By: Guest blogger on November 10th, 2019
The Secular “Season” of Chaotic Craziness Has Arrived
This month, we find ourselves on the cusp of the hectic “holiday shopping season.” We will be tempted to gather with the masses for the dash-and-grab, stocking up on gifts and candy and decorations. We might even find ourselves awake in the wee hours of Black Friday...
waiting in the cold for the store doors to open. Half asleep with cold hands and feet, we’ll question our own sanity, as well we should.
We live in a culture of acquisition and outdoing others. The desire to possess the best and exhibit an outwardly impressive façade of perfection has made us slaves to this monstrosity of our fallen world. Pride’s desire has displayed itself in many different forms throughout history, with man’s thirst for power, prestige, extreme wealth, adulation, and other temporal categories of distinction. In modern times, the simplest events and celebrations have mutated into stressful overloads of planning and spending, and now we can even share pictures on social media sites to prove what a great and wonderful thing we’ve done.
Burdened with this mindset, the season of Advent has been morphed into a misguided distraction of extreme busyness, by way of baking, planning, shopping, decorating, partying, shopping, visiting Santa, driving though holiday light displays, and … more shopping. We all suspect that many families will be putting more effort into their nightly Elf on a Shelf displays than on spiritual growth and meditating on the coming of Christ.
How do we ignore the hype and find our way back to the quiet simplicity that God intended, and to the true objective of the season? After all, as stated in the Catechism of the Catholic Church, paragraphs 524 through 526 (paraphrased): When the Church celebrates Advent, She makes present the ancient expectancy of the Messiah, for in sharing in the long preparation for the Savior’s first coming, we renew our ardent desire for His second coming. Jesus was born in a humble stable, with lowly shepherds the first witnesses to the event. In this poverty, heaven’s Glory was made manifest.
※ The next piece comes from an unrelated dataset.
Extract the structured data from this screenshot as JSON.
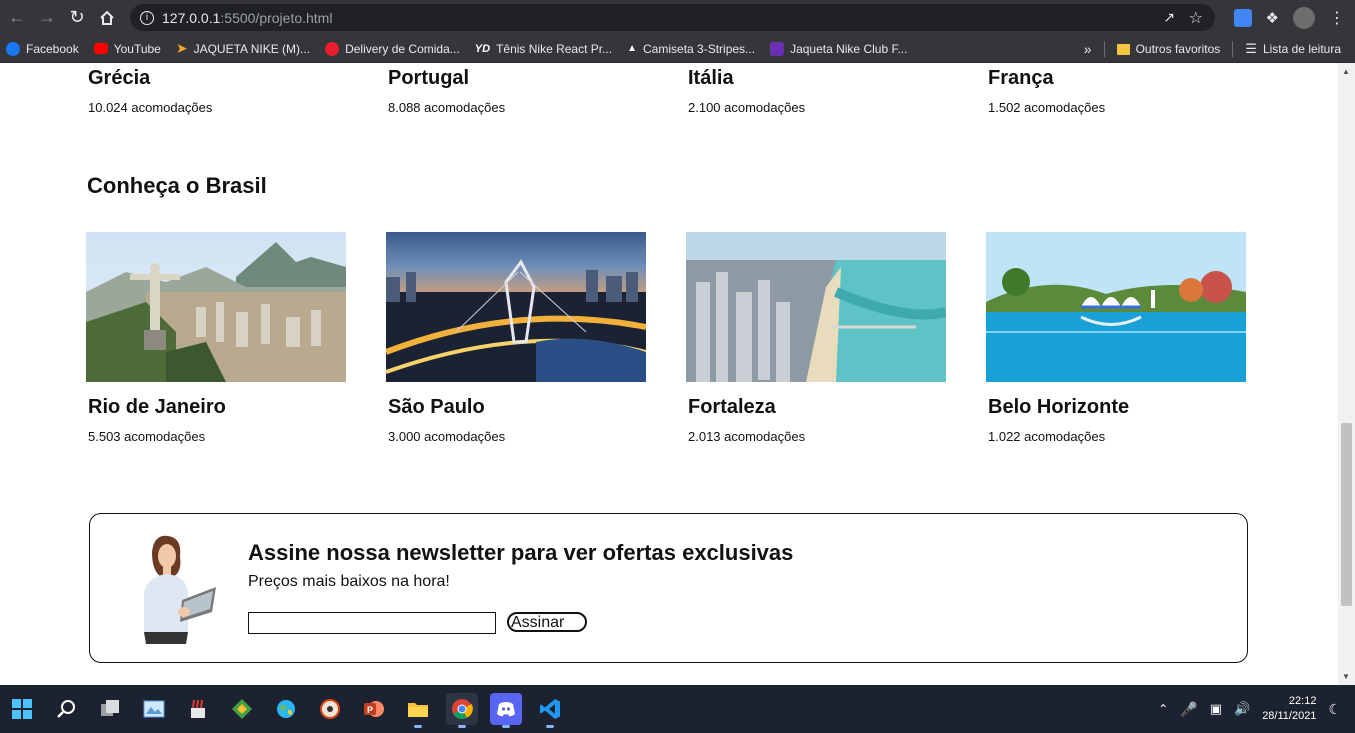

We must humble ourselves and become little, for only when Christ is formed in us will the mystery of Christmas be fulfilled in us.
Our personal Advents should be arranged to allow quiet and restful time, to facilitate Christ’s “forming in us.” This is not something accomplished in one season. It should be the most important goal of our lives season after season, year after year. Mother Church cycles us through a pilgrimage journey every twelve months by way of the varied liturgical seasons. We’re armed with carefully chosen daily Scripture readings as our road map, complemented by timely penitential practices leading to joyful feasts of celebration and victory. A great cloud of witnesses travels before and beside us. This is our God-given path, from which (sadly) this world often strives to distract us.
So, what might you do differently this approaching liturgical New Year, to stay on course? Little steps are always best, when trying to make big changes, and there are two avenues leading the way to a holier, less stressful Advent of right and proper practice. The first is to simplify and slow down for the season; the other is to add more spiritual ritual to your daily life. Sit down with a pen and notepad, call upon the guidance of the Holy Spirit and the intercession of our Blessed Mother, and begin your list of Advent aspirations. You might end up with a long list, but don’t get carried away. Start slowly, build up your endurance as you “travel.”
Under the category of simplification, you might jot down the idea of limiting the number of gifts you buy, and how much you will spend, on each family member. I once asked a mother of eight children how they handled Christmas shopping and presents for such a large family. She said that they had a rule they followed every year. Their standard policy was for each child to find three simple gifts under the tree come Christmas morning: one thing that they wanted, one that they needed, and one surprise. I really admired their resolve. With my own children grown to adulthood, I’ve drastically changed my gift-shopping approach. I have fun at yard sales and thrift stores throughout the year, searching for cute and handy (but inexpensive!) items for my “growing” family – books, household items, décor, kitchen gadgets, toys, and so on. I haven’t done Christmas shopping at a retail store in ages. That, in itself, has made my Advent a very restful time of year. Some in a similar stage of life might have all the older family members draw names and purchase only one gift (done with a “Secret Santa theme for added fun!).
After you’ve made a decision on simplifying, begin the planning of your spiritual diet for the month of December. You might desire to attend daily Mass more often, or spend an hour in quiet adoration before the Blessed Sacrament each week. Or maybe for you it would be better to read the daily Scriptures from home, finding a few daily meditation books or websites to help you dig deeper into the scriptures. Perhaps add in a daily family Rosary, if you’re not already doing that, and simple faith-building activities for the children (the Jesse tree; a tiny Mary & Joseph who travel throughout the house, heading to “Bethlehem,” which the kids try to find every morning; a felt/velcro Advent calendar/nativity scene wall hanging, and so on).
Before Advent begins, let’s all spend some time in prayer and discernment, asking the Holy Spirit to lead us to a more spiritually fruitful season. Let’s walk with Mary, our Mother, drawing closer every day to the coming of Christ, allowing Him to be formed more fully within us and within our children, so that the mystery of Christmas will, indeed, “be fulfilled in us!”